思考する余地もなく、反射的に身体が反応する。
防衛反応である。
横断歩道を歩いていて、マナーの悪い車が突っこんできてあやうくぶつかりそうになったとき、反射的に身構え、自分を守ろうとする。
そのとき、身体のなかではどんなことが起こっているだろうか。
筋肉が収縮する。
動悸がたかまる。
体温が上昇する。
血圧が高くなる。
呼吸が浅くすばやくなる。
つまり、交感神経が瞬時に昂進してこのような反応が起こっている。
これだけならなんの問題もないし、生命維持のためには必要な反応だ。
問題は、人は大脳が発達し、思考や記憶や想像力を持っている、また社会性を持っているということからやってくる。
ストレスは「車にぶつかる」といった物理的なものだけではない。
職場で上司に叱責されたとか、友人やパートナーと喧嘩したとか、ひと前で恥をかいた、といったことも精神的なストレスとなってふりかかる。
精神的なストレスを受けたときもまた、人は防衛反応として交感神経を昂進させてしまうのだ。

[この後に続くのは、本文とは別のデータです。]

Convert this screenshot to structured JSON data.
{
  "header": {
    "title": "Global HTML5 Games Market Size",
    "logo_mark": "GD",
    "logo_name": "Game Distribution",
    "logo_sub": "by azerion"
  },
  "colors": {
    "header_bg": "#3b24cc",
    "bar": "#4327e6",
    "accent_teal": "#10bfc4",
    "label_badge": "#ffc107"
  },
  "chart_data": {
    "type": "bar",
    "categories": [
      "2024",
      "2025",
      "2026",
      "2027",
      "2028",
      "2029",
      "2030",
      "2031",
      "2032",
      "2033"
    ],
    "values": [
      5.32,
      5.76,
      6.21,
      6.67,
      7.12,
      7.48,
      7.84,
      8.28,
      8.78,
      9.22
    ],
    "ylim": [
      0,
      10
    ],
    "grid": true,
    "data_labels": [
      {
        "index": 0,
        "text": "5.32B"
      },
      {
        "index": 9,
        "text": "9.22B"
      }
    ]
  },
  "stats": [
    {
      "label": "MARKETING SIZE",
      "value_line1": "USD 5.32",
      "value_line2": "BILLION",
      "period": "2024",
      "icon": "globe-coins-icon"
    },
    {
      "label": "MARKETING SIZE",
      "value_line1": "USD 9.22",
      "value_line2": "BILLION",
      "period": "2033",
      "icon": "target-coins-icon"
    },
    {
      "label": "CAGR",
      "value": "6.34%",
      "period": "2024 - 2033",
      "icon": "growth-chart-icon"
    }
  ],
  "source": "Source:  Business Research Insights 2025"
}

つまり、それが物理的であろうが精神的であろうが、なんらかのストレスがかかると区別することなく交感神経が昂進する。
精神的ストレスを受けたときも、やはり動悸がたかまったり、呼吸が浅くなるのを感じるだろう。
人がかかえる問題は、さらにそのストレスの原因を「記憶する」というところにある。
物理的ストレスであれ精神的ストレスであれ、それを受ける原因になったできごとをいつまでも記憶し、そして思いだす。
思い出すことによってまた精神的ストレスが反復されるし、またおなじことが起こるんじゃないかと想像することによって、あらたな精神的ストレスを生むことになる。
そのたびに活動・消耗の神経である交感神経が昂進してしまう。
ストレス記憶からのがれられず、思い出しつづけてしまうことを「反芻思考」と呼ぶが、反芻思考を断ち切れず心身が消耗しきってしまう状態を「うつ」という。
この対処法としては、反芻思考を断ち切るすべを身につけることがもっとも有効で、音読療法もその手段のひとつとして有効である。
反芻思考はうつを呼ぶばかりでなく、あまりに強烈なストレス記憶の場合、それ記憶自体を「忘れよう」として記憶の奥底にしまいこんでしまう、ということが起こる。
そうなった記憶のことを心的外傷《トラウマ》と呼ぶ。
なにかものごとが起きたり、ある場所に行ったり、だれかに会ったりしたとき、自分では意識できないなにか不安な気分になったり、パニック症状があらわれたりすることがあるが、トラウマで原因であることが多い。
こういうときにも、いちはやく前兆をとらえて音読療法の手法で自分を落ち着かせることで、症状からのがれることができる。
音読療法は手軽で優れた「ストレスマネジメント」の方法であるともいえる。